If don’t use HAOS it can still take 30 minutes for Linux to notice a route is no longer valid.
Then even if the router is there, there is no guarantees it works. We are seeing cases where BR is online but can’t see all the devices in mesh. Removing route can help it choose a better BR. This is especially common with appletv.
(OTBR can do something called TREL where it uses your WiFi or Ethernet to compensate for blindspots in your thread network. Apple doesn’t seem to support this yet).
I assume this is fixable at some point?
@Jc2k Thanks again for all your work here. Have you had anyone come across issues with the Wemo Stage Controller? A few weeks ago, I was able to successfully add and then provision two different Stage Controllers to my Thread Network (Home Assistant Yellow’s OTBR), and things were working great. I setup automations that responded to each button type. Then, things stopped working. It’s hard to document, but basically if I did a full reboot of the HA Yellow followed by another restart of HA Core, I could sometimes get the automations to run. Now, it seems like I can’t get it at all.

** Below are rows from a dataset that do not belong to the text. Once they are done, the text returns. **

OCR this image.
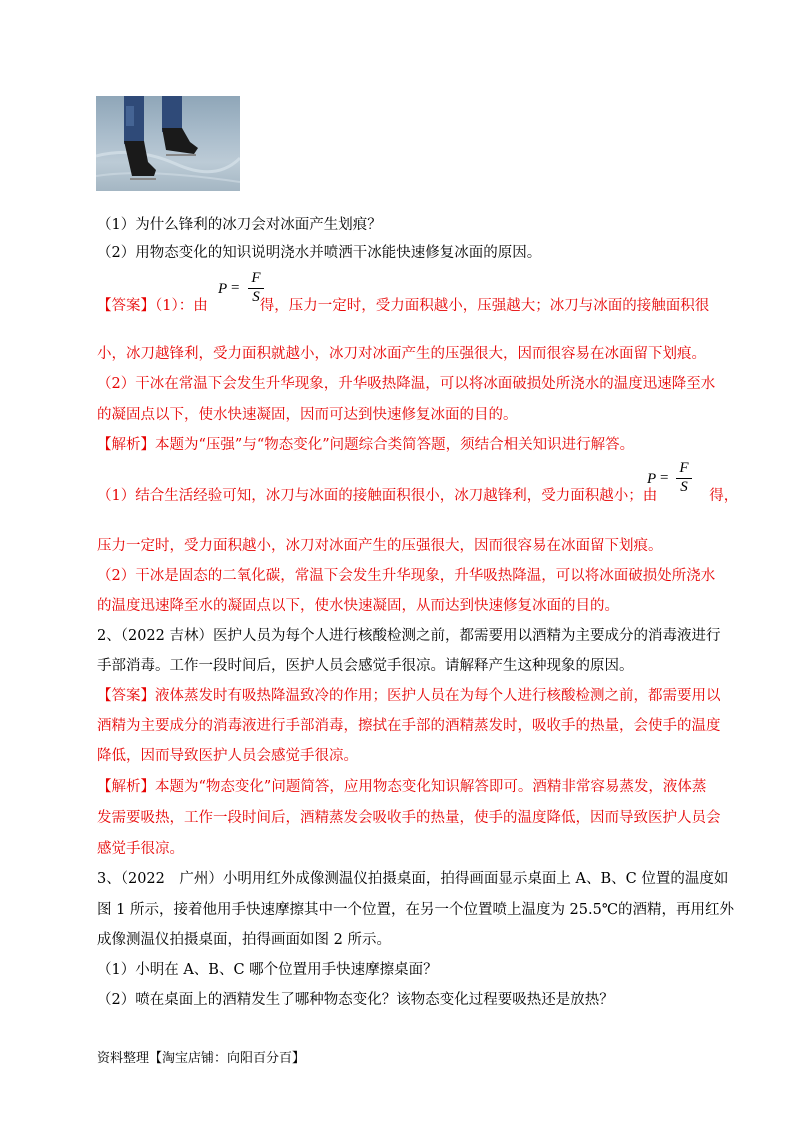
（1）为什么锋利的冰刀会对冰面产生划痕？
（2）用物态变化的知识说明浇水并喷洒干冰能快速修复冰面的原因。
P =
F
S
【答案】（1）：由	得，压力一定时，受力面积越小，压强越大；冰刀与冰面的接触面积很
小，冰刀越锋利，受力面积就越小，冰刀对冰面产生的压强很大，因而很容易在冰面留下划痕。
（2）干冰在常温下会发生升华现象，升华吸热降温，可以将冰面破损处所浇水的温度迅速降至水
的凝固点以下，使水快速凝固，因而可达到快速修复冰面的目的。
【解析】本题为“压强”与“物态变化”问题综合类简答题，须结合相关知识进行解答。
P =
F
S
（1）结合生活经验可知，冰刀与冰面的接触面积很小，冰刀越锋利，受力面积越小；由	得，
压力一定时，受力面积越小，冰刀对冰面产生的压强很大，因而很容易在冰面留下划痕。
（2）干冰是固态的二氧化碳，常温下会发生升华现象，升华吸热降温，可以将冰面破损处所浇水
的温度迅速降至水的凝固点以下，使水快速凝固，从而达到快速修复冰面的目的。
2、（2022 吉林）医护人员为每个人进行核酸检测之前，都需要用以酒精为主要成分的消毒液进行
手部消毒。工作一段时间后，医护人员会感觉手很凉。请解释产生这种现象的原因。
【答案】液体蒸发时有吸热降温致冷的作用；医护人员在为每个人进行核酸检测之前，都需要用以
酒精为主要成分的消毒液进行手部消毒，擦拭在手部的酒精蒸发时，吸收手的热量，会使手的温度
降低，因而导致医护人员会感觉手很凉。
【解析】本题为“物态变化”问题简答，应用物态变化知识解答即可。酒精非常容易蒸发，液体蒸
发需要吸热，工作一段时间后，酒精蒸发会吸收手的热量，使手的温度降低，因而导致医护人员会
感觉手很凉。
3、（2022　广州）小明用红外成像测温仪拍摄桌面，拍得画面显示桌面上 A、B、C 位置的温度如
图 1 所示，接着他用手快速摩擦其中一个位置，在另一个位置喷上温度为 25.5℃的酒精，再用红外
成像测温仪拍摄桌面，拍得画面如图 2 所示。
（1）小明在 A、B、C 哪个位置用手快速摩擦桌面？
（2）喷在桌面上的酒精发生了哪种物态变化？该物态变化过程要吸热还是放热？
资料整理【淘宝店铺：向阳百分百】
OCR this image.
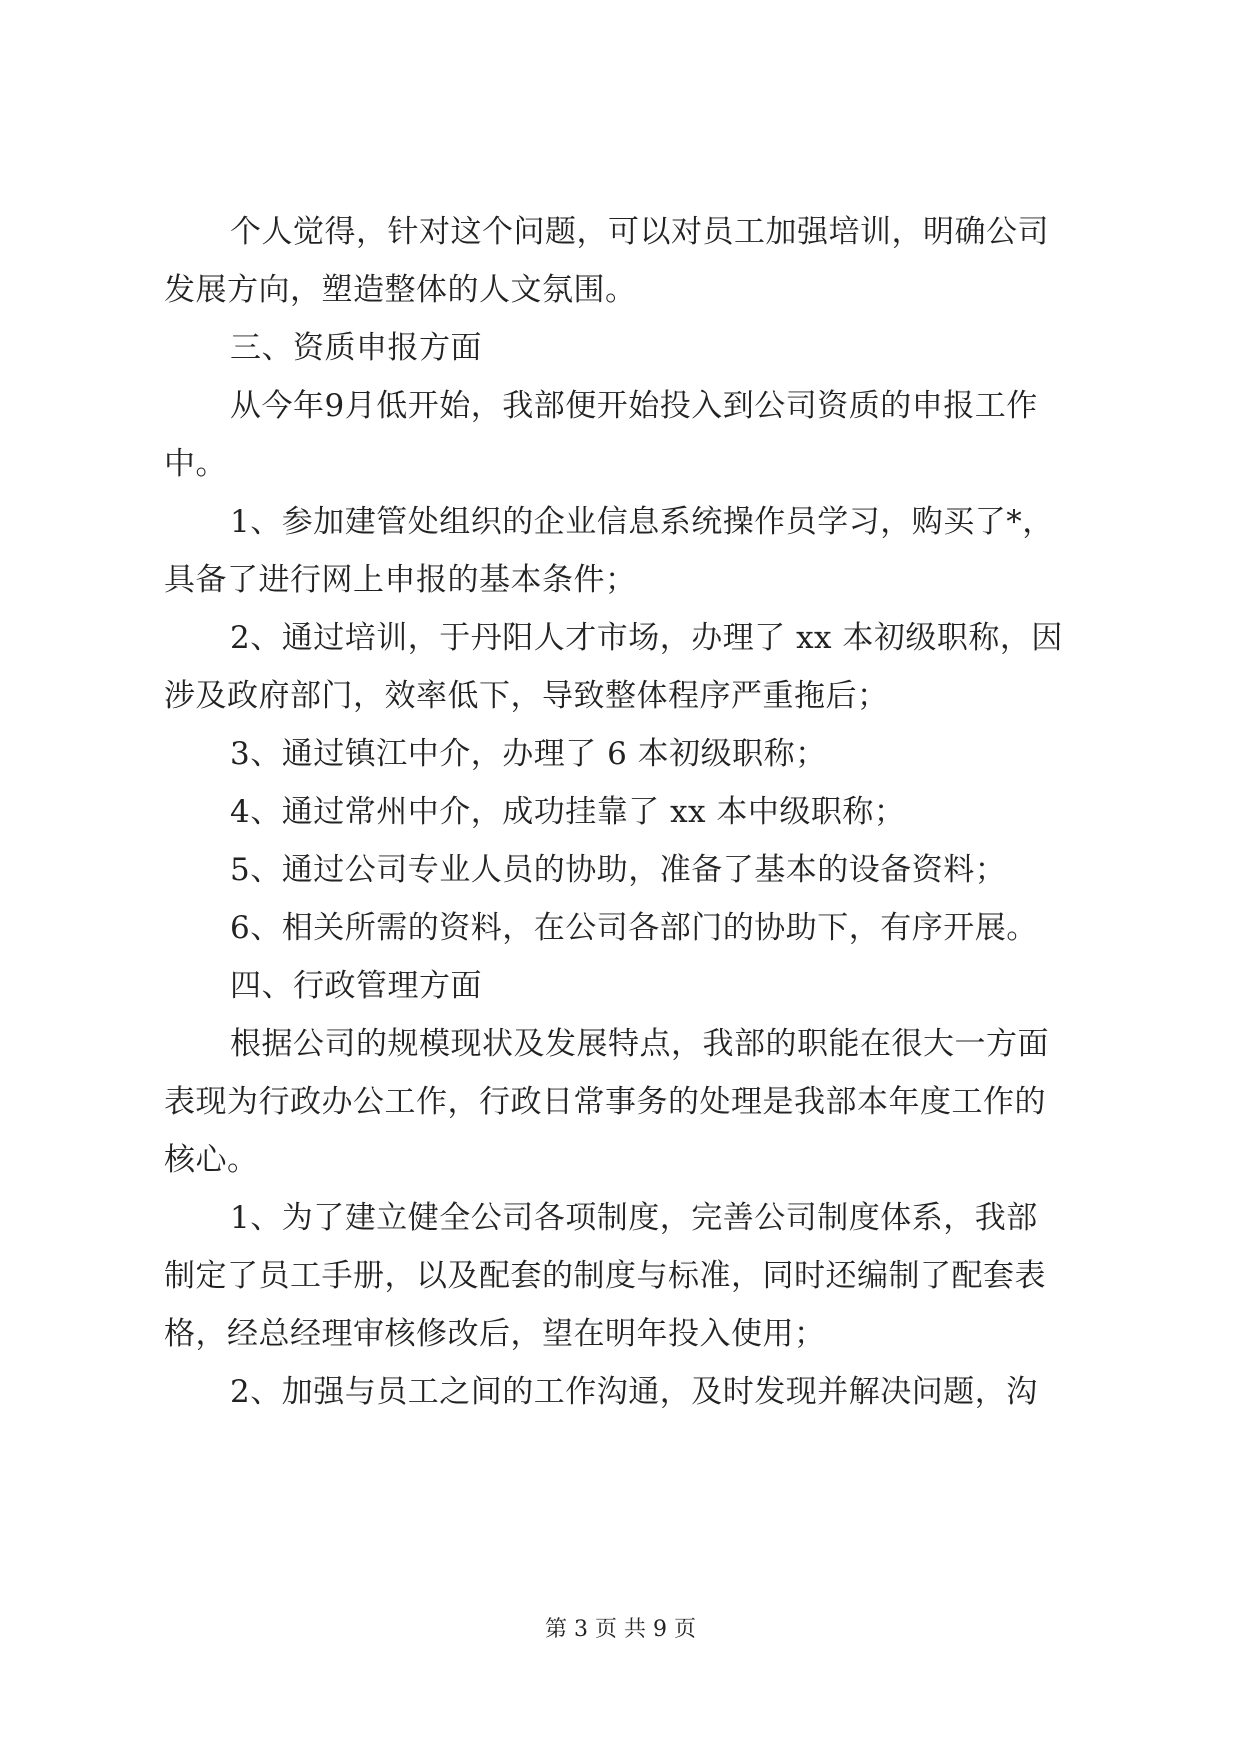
个人觉得，针对这个问题，可以对员工加强培训，明确公司
发展方向，塑造整体的人文氛围。
三、资质申报方面
从今年9月低开始，我部便开始投入到公司资质的申报工作
中。
1、参加建管处组织的企业信息系统操作员学习，购买了*，
具备了进行网上申报的基本条件；
2、通过培训，于丹阳人才市场，办理了 xx 本初级职称，因
涉及政府部门，效率低下，导致整体程序严重拖后；
3、通过镇江中介，办理了 6 本初级职称；
4、通过常州中介，成功挂靠了 xx 本中级职称；
5、通过公司专业人员的协助，准备了基本的设备资料；
6、相关所需的资料，在公司各部门的协助下，有序开展。
四、行政管理方面
根据公司的规模现状及发展特点，我部的职能在很大一方面
表现为行政办公工作，行政日常事务的处理是我部本年度工作的
核心。
1、为了建立健全公司各项制度，完善公司制度体系，我部
制定了员工手册，以及配套的制度与标准，同时还编制了配套表
格，经总经理审核修改后，望在明年投入使用；
2、加强与员工之间的工作沟通，及时发现并解决问题，沟
第 3 页 共 9 页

Furthermore, when I go into the automations I no longer can select the Button as a Trigger. Clicking Identify does, however, light up the Stage Controller.
Happy to provide more details or logging if you haven’t seen this before.
I have one of those and sometimes it stops working and a restart of HA fixes it. I haven’t had time to investigate why. It controls the garden lights do fairly high on my list should I get some spare time!
Honestly no idea. It’s not a small piece of work, and it involves a third party upstream. The best bet for the near term is to ditch NetworkManager which in itself is a substantial piece of work.
Ok cool, thanks. When I removed the Stage Controller and re-added it, it did once again show the Button options in the Automation. My remaining (unremoved stage controller) still doesn’t.
Doesn’t that mean that Thread on HAOS is basically going to be broken (or at least not work reliably) for almost any real-world scenario (i.e., want to use their Apple Devices, Google Devices, Echoes, etc as BRs?)